It seems that McLaren understood this too late to incorporate into its season-starting car, but that it has been moving as far as it can in that direction with its developments. Which would explain its amazing boost in competitiveness of late. Especially as Ferrari and Mercedes do not seem to be on this path.
It’s happened a few times before that teams have been slow on the uptake. Once Lotus had succeeded in creating a ground effect F1 car in 1977, where were all the ground effect 1978 cars? There were only two (the Arrows/Shadow and the Wolf WR5). Once Gordon Murray had introduced a half-tank car, re-introducing planned pit stops part way through 1982, where were all the half-tank 1983 cars? There were some, but by no means all.
It’s happened to Adrian Newey before, as he explained when we interviewed him about his top six cars and he nominated the 1996 Williams FW18:
“We needed a very narrow gearbox. There was a loophole in the regulations where we could effectively take the diffuser over the top of the plank and therefore get more diffuser exit area. But the standard Williams transverse gearbox was too high for that solution. So the ‘95 car came out with that to start with. There was a lot of debate about how we should then do a narrow gearbox. I was pushing for a longitudinal box, Patrick [Head] didn’t like that idea and wanted to do a stepped geared transverse ‘box and that’s one of the very few disagreements we had technically. He prevailed on that – which was his prerogative. So we did this step-up on the transverse, raising it up out the way. That was the 17B which was first raced in Estoril ‘95. It was a very quick car and didn’t win nearly as many races as it should have – through driving mistakes frankly.

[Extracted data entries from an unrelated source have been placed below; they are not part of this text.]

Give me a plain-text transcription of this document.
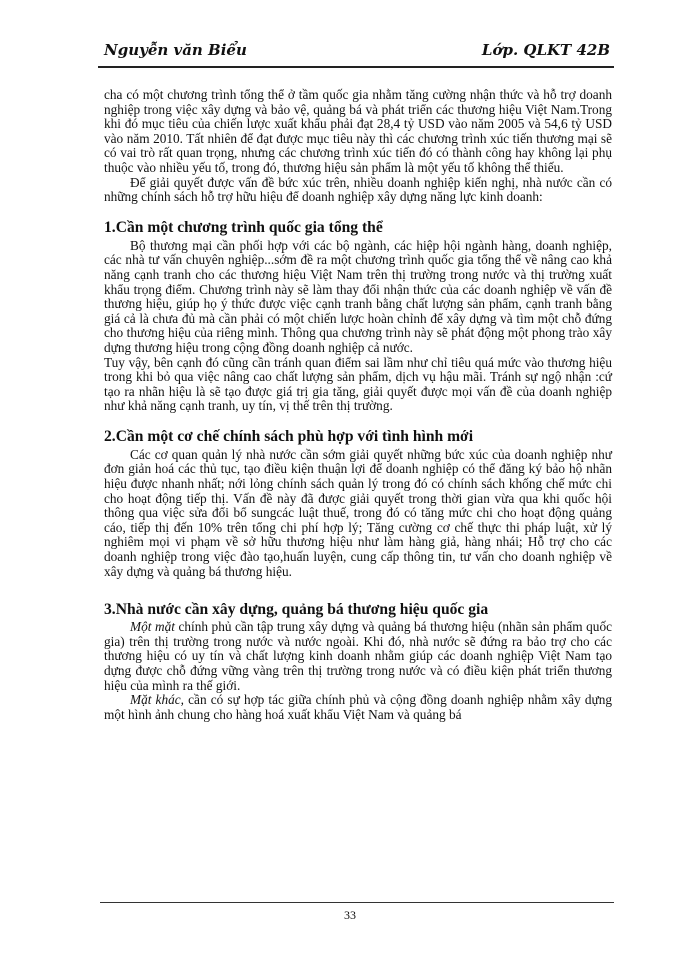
Nguyễn văn Biểu	Lớp. QLKT 42B

cha có một chương trình tổng thể ở tầm quốc gia nhằm tăng cường nhận thức và hỗ trợ doanh nghiệp trong việc xây dựng và bảo vệ, quảng bá và phát triển các thương hiệu Việt Nam.Trong khi đó mục tiêu của chiến lược xuất khẩu phải đạt 28,4 tỷ USD vào năm 2005 và 54,6 tỷ USD vào năm 2010. Tất nhiên để đạt được mục tiêu này thì các chương trình xúc tiến thương mại sẽ có vai trò rất quan trọng, nhưng các chương trình xúc tiến đó có thành công hay không lại phụ thuộc vào nhiều yếu tố, trong đó, thương hiệu sản phẩm là một yếu tố không thể thiếu.

Để giải quyết được vấn đề bức xúc trên, nhiều doanh nghiệp kiến nghị, nhà nước cần có những chính sách hỗ trợ hữu hiệu để doanh nghiệp xây dựng năng lực kinh doanh:

1.Cần một chương trình quốc gia tổng thể

Bộ thương mại cần phối hợp với các bộ ngành, các hiệp hội ngành hàng, doanh nghiệp, các nhà tư vấn chuyên nghiệp...sớm đề ra một chương trình quốc gia tổng thể về nâng cao khả năng cạnh tranh cho các thương hiệu Việt Nam trên thị trường trong nước và thị trường xuất khẩu trọng điểm. Chương trình này sẽ làm thay đổi nhận thức của các doanh nghiệp về vấn đề thương hiệu, giúp họ ý thức được việc cạnh tranh bằng chất lượng sản phẩm, cạnh tranh bằng giá cả là chưa đủ mà cần phải có một chiến lược hoàn chỉnh để xây dựng và tìm một chỗ đứng cho thương hiệu của riêng mình. Thông qua chương trình này sẽ phát động một phong trào xây dựng thương hiệu trong cộng đồng doanh nghiệp cả nước.

Tuy vậy, bên cạnh đó cũng cần tránh quan điểm sai lầm như chỉ tiêu quá mức vào thương hiệu trong khi bỏ qua việc nâng cao chất lượng sản phẩm, dịch vụ hậu mãi. Tránh sự ngộ nhận :cứ tạo ra nhãn hiệu là sẽ tạo được giá trị gia tăng, giải quyết được mọi vấn đề của doanh nghiệp như khả năng cạnh tranh, uy tín, vị thế trên thị trường.

2.Cần một cơ chế chính sách phù hợp với tình hình mới

Các cơ quan quản lý nhà nước cần sớm giải quyết những bức xúc của doanh nghiệp như đơn giản hoá các thủ tục, tạo điều kiện thuận lợi để doanh nghiệp có thể đăng ký bảo hộ nhãn hiệu được nhanh nhất; nới lỏng chính sách quản lý trong đó có chính sách khống chế mức chi cho hoạt động tiếp thị. Vấn đề này đã được giải quyết trong thời gian vừa qua khi quốc hội thông qua việc sửa đổi bổ sungcác luật thuế, trong đó có tăng mức chi cho hoạt động quảng cáo, tiếp thị đến 10% trên tổng chi phí hợp lý; Tăng cường cơ chế thực thi pháp luật, xử lý nghiêm mọi vi phạm về sở hữu thương hiệu như làm hàng giả, hàng nhái; Hỗ trợ cho các doanh nghiệp trong việc đào tạo,huấn luyện, cung cấp thông tin, tư vấn cho doanh nghiệp về xây dựng và quảng bá thương hiệu.

3.Nhà nước cần xây dựng, quảng bá thương hiệu quốc gia

Một mặt chính phủ cần tập trung xây dựng và quảng bá thương hiệu (nhãn sản phẩm quốc gia) trên thị trường trong nước và nước ngoài. Khi đó, nhà nước sẽ đứng ra bảo trợ cho các thương hiệu có uy tín và chất lượng kinh doanh nhằm giúp các doanh nghiệp Việt Nam tạo dựng được chỗ đứng vững vàng trên thị trường trong nước và có điều kiện phát triển thương hiệu của mình ra thế giới.

Mặt khác, cần có sự hợp tác giữa chính phủ và cộng đồng doanh nghiệp nhằm xây dựng một hình ảnh chung cho hàng hoá xuất khẩu Việt Nam và quảng bá

33
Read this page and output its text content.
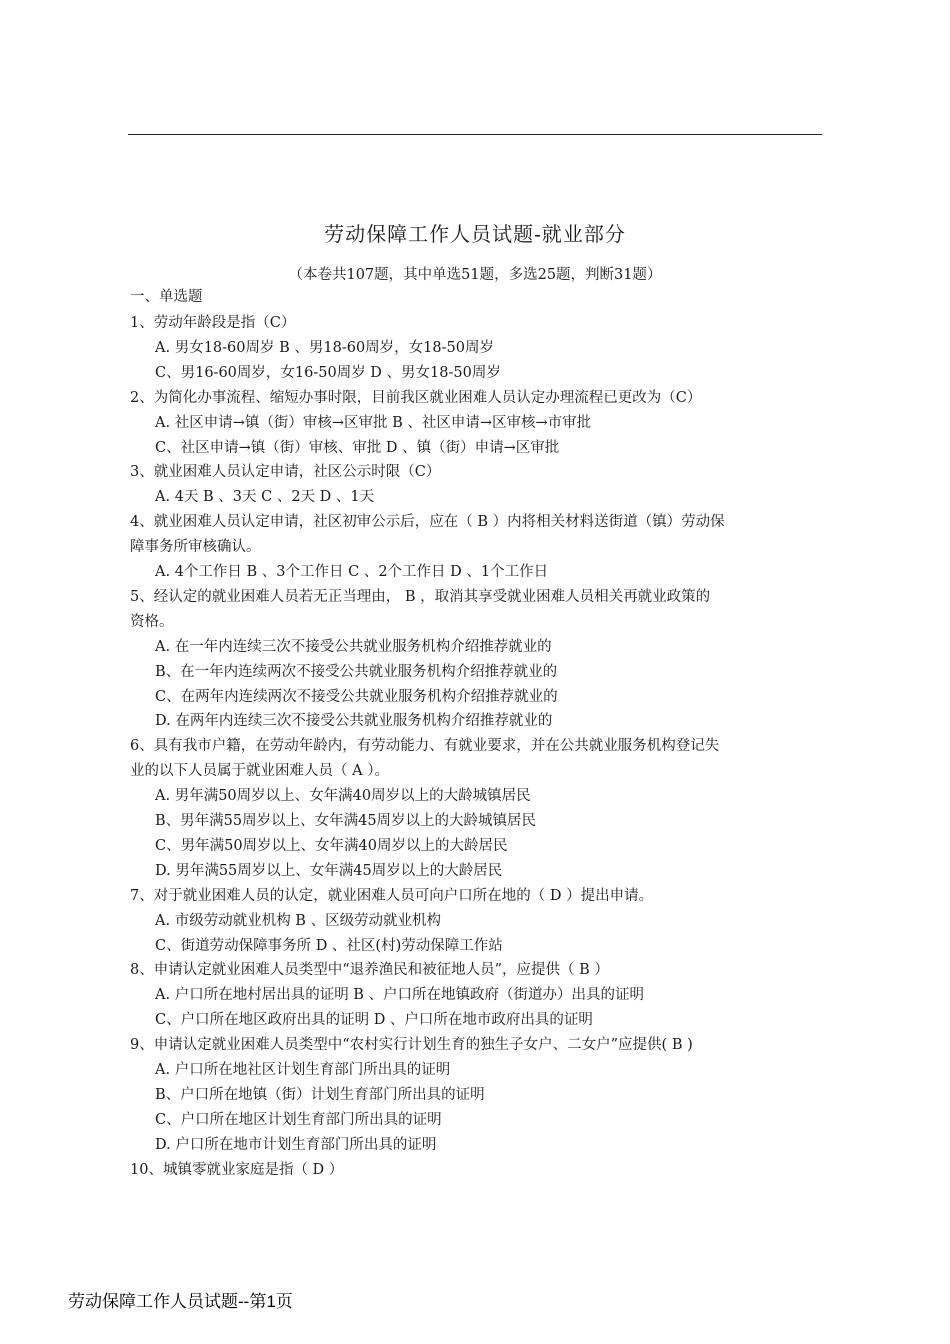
劳动保障工作人员试题-就业部分
（本卷共107题，其中单选51题，多选25题，判断31题）
一、单选题
1、劳动年龄段是指（C）
A. 男女18-60周岁 B 、男18-60周岁，女18-50周岁
C、男16-60周岁，女16-50周岁 D 、男女18-50周岁
2、为简化办事流程、缩短办事时限，目前我区就业困难人员认定办理流程已更改为（C）
A. 社区申请→镇（街）审核→区审批 B 、社区申请→区审核→市审批
C、社区申请→镇（街）审核、审批 D 、镇（街）申请→区审批
3、就业困难人员认定申请，社区公示时限（C）
A. 4天 B 、3天 C 、2天 D 、1天
4、就业困难人员认定申请，社区初审公示后，应在（ B ）内将相关材料送街道（镇）劳动保
障事务所审核确认。
A. 4个工作日 B 、3个工作日 C 、2个工作日 D 、1个工作日
5、经认定的就业困难人员若无正当理由， B ，取消其享受就业困难人员相关再就业政策的
资格。
A. 在一年内连续三次不接受公共就业服务机构介绍推荐就业的
B、在一年内连续两次不接受公共就业服务机构介绍推荐就业的
C、在两年内连续两次不接受公共就业服务机构介绍推荐就业的
D. 在两年内连续三次不接受公共就业服务机构介绍推荐就业的
6、具有我市户籍，在劳动年龄内，有劳动能力、有就业要求，并在公共就业服务机构登记失
业的以下人员属于就业困难人员（ A ）。
A. 男年满50周岁以上、女年满40周岁以上的大龄城镇居民
B、男年满55周岁以上、女年满45周岁以上的大龄城镇居民
C、男年满50周岁以上、女年满40周岁以上的大龄居民
D. 男年满55周岁以上、女年满45周岁以上的大龄居民
7、对于就业困难人员的认定，就业困难人员可向户口所在地的（ D ）提出申请。
A. 市级劳动就业机构 B 、区级劳动就业机构
C、街道劳动保障事务所 D 、社区(村)劳动保障工作站
8、申请认定就业困难人员类型中“退养渔民和被征地人员”，应提供（ B ）
A. 户口所在地村居出具的证明 B 、户口所在地镇政府（街道办）出具的证明
C、户口所在地区政府出具的证明 D 、户口所在地市政府出具的证明
9、申请认定就业困难人员类型中“农村实行计划生育的独生子女户、二女户”应提供( B )
A. 户口所在地社区计划生育部门所出具的证明
B、户口所在地镇（街）计划生育部门所出具的证明
C、户口所在地区计划生育部门所出具的证明
D. 户口所在地市计划生育部门所出具的证明
10、城镇零就业家庭是指（ D ）
劳动保障工作人员试题--第1页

“I was worried that over the winter with everyone having seen the pace of the 17B that we’d lose our benefit. But remarkably very few people did – particularly our main rivals Ferrari and McLaren, who missed what we’d done completely.”
It’s not always obvious where the breakthroughs in understanding have been made elsewhere, especially when you are focused flat-out on your own development direction. But for the 2024 cars surely everyone will have woken up and smelt the coffee?